The bottom line is that a dentist is basically just a repairman. Dr Ninja, aka Dr Alphabet, should know this better than anyone else but ego and bravado blind him.We fix things that are broken and hope that the fix lasts until a better fix comes along , maybe 10 years down the road. In the meantime, we hope that our patient can function with the current fix. It took me 40 years to learn this and as seasoned clinicians, we try to pass our knoiwledge onto the dentists who are in the embryonic stages of their careers in a politeful and encouraging way
dear dr ninja, i did ask my malpractice insurance, Fortress. since i don’t get sued that often (knock on wood). but we are both right.
“The standard of care refers to the level of medical practice that a reasonably prudent healthcare provider would provide under similar circumstances. In the cases of malpractice, that would be determined by expert witnesses from both the defense and plaintiff sides in court by providing testimony (either in support of or refuting the care provided by the defendant doctor). Healthcare professionals may cite the ADA or other guidelines published by reputable sources as the basis for their clinical decisions or opinions but it not these sources that determine the standard; it is the care that healthcare providers agree upon is appropriate for that patient under each circumstance. Because circumstances can vary, so can the standard. Therefore, so can the choice of which imaging to use to treat each patient.”
for dr jdent. IMO. PA is just fine. especially there’s no complications.

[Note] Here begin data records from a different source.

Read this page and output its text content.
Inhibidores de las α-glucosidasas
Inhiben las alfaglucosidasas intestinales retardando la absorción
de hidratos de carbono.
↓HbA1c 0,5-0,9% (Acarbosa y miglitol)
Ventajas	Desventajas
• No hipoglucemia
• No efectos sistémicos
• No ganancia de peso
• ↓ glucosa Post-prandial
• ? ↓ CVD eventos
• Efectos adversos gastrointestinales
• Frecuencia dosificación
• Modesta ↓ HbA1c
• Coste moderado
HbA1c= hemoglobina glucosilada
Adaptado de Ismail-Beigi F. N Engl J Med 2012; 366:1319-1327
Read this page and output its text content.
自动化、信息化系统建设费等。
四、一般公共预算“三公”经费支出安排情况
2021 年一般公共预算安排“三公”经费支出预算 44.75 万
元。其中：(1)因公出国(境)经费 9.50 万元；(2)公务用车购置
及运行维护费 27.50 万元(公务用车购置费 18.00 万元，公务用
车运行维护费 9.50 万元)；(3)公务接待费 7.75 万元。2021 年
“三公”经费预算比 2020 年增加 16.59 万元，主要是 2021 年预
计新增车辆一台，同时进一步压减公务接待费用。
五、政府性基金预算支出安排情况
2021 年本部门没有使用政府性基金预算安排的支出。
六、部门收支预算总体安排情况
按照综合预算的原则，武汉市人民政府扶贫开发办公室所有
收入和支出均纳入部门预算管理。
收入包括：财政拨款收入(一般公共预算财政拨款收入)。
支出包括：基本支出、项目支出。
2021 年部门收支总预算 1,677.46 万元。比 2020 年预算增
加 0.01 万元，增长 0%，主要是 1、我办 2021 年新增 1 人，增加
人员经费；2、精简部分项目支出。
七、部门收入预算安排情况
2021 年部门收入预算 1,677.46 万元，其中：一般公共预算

The overwhelming number of implant cases that I do, roughly 75-80% of the 400+/year, are done with the use of a 2D PANO and PA only. I currently have a Carestream 9600 and purchased my first Carestream 9300 in 2013 so I have had access to this technology for well over 10+ years. Because I routinely place fixtures in sites which are only slight/moderately compromised I rarely see the need to expose the additional image. For the record I do not charge for x rays in my office so my CBCT is in no way a revenue stream but the possibly does exist that I would be more aggressive in promoting my own version of “Standard of Care” if I too were charging $300-$500 every time someone pushed the button. I think “Standard of Revenue Stream” is more appropriate than “Standard of Care” when discussing CBCT as it relates to dental implant placement. Like Teng I too do not get sued often and to the best of my knowledge I have a good relationship with my patients and referrals so this conventional approach can still be practiced successfully despite what Dr. Alphabet Soup might preach from his pulpit… Considering the information shared by Teng and the “fact” that many successful docs place implants without the routine overutilization of CBCT I am more confident then ever in my assertion that there is no standard of care in dentistry. If there was then we would likely eliminate the vast majority of discount/knock off materials and devices that plague this profession, but we all know that the value minded folks in power would never want to impact their bottom line.